Intern Emerg Med. 2017 Dec;12(8):1093-1099. doi: 10.1007/s11739-017-1713-x. Epub 2017 Aug 2.

Abstract

ESC guidelines for management of arterial hypertension allow one to choose among five classes of antihypertensive drugs indiscriminately. They are based on the principle that in the management of hypertensive patients, it is fundamental to reduce blood pressure (BP), independently of the utilized drug. However, it has been demonstrated that the renin-angiotensin system (RAS) plays a relevant role in the hypertensive-derived development and progression of organ damage. Thus, antihypertensive drugs interfering with the RAS should be preferred in preventing and reducing target organ damage. The availability of two classes of drugs, ACE-inhibitors and angiotensin AT1 receptor blockers (ARBs), both interfering with the RAS, makes the choice between them difficult. Both pharmacological strategies offer an effective BP control, and a substantial improvement of prognosis in different associated pathologies. Regarding cardiovascular prevention, ACE-inhibitors have an extensive scientific literature regarding utility in high-risk patients. Nevertheless, there is evidence to support the concept that in the early phases of organ tissue damage, the RAS is activated, but the ACE pathway producing angiotensin II is not always employed. Accordingly, ACE-inhibitors appear to be less effective, whereas ARBs have a greater beneficial action in the initial stages of atherosclerotic disease. Moreover, patients undergoing ARBs therapy show a substantially lower risk of therapy discontinuation when compared to those treated with ACE-inhibitors, because of a better tolerability. In conclusion, ACE-inhibitors should be used in patients who have already developed organ damage, but tolerate this drug well, while ARBs should be the first choice in naïve hypertensive patients without organ damage or at the initial stages of disease.

摘要

欧洲心脏病学会(ESC)动脉高血压管理指南允许人们在五类抗高血压药物中不加区分地进行选择。这些指南基于这样一个原则:在高血压患者的管理中,降低血压是根本,而与所使用的药物无关。然而,已经证明肾素 - 血管紧张素系统(RAS)在高血压引发的器官损害的发生和发展中起相关作用。因此,在预防和减少靶器官损害方面,应优先选择干扰RAS的抗高血压药物。
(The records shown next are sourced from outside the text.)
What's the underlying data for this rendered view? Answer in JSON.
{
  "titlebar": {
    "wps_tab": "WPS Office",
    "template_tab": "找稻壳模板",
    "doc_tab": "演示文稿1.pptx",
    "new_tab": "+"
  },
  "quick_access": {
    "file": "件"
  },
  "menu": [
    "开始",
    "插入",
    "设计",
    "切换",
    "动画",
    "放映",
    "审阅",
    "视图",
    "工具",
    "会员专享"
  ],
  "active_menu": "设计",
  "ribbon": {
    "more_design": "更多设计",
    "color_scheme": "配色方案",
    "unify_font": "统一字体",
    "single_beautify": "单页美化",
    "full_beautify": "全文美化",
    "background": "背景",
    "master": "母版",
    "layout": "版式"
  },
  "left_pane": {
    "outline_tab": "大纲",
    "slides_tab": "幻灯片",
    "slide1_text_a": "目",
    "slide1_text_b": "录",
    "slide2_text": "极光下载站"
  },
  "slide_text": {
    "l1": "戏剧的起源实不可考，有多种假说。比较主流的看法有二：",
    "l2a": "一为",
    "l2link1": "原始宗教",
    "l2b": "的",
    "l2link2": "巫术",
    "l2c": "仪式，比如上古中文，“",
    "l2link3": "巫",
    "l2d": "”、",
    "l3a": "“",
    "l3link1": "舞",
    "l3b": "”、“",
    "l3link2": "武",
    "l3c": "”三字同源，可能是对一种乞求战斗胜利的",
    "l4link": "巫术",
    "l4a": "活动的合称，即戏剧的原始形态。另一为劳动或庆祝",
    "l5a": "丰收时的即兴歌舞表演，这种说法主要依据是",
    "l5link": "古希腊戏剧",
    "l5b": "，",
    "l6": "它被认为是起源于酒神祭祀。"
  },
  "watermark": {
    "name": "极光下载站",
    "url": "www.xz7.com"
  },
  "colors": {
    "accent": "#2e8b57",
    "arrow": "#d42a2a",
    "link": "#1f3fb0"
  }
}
两类药物,即血管紧张素转换酶抑制剂(ACE抑制剂)和血管紧张素AT1受体阻滞剂(ARB),都干扰RAS,这使得在它们之间做出选择变得困难。这两种药理学策略都能有效控制血压,并在不同的相关病症中显著改善预后。关于心血管预防,ACE抑制剂在高危患者中的应用有大量科学文献。然而,有证据支持这样的观点:在器官组织损伤的早期阶段,RAS被激活,但产生血管紧张素II的ACE途径并不总是被采用。因此,ACE抑制剂似乎效果较差,而ARB在动脉粥样硬化疾病的初始阶段具有更大的有益作用。此外,与接受ACE抑制剂治疗的患者相比,接受ARB治疗的患者停药风险显著更低,因为其耐受性更好。总之,ACE抑制剂应用于已经发生器官损害但对该药物耐受性良好的患者,而ARB应该是无器官损害的初发高血压患者或疾病初始阶段患者的首选。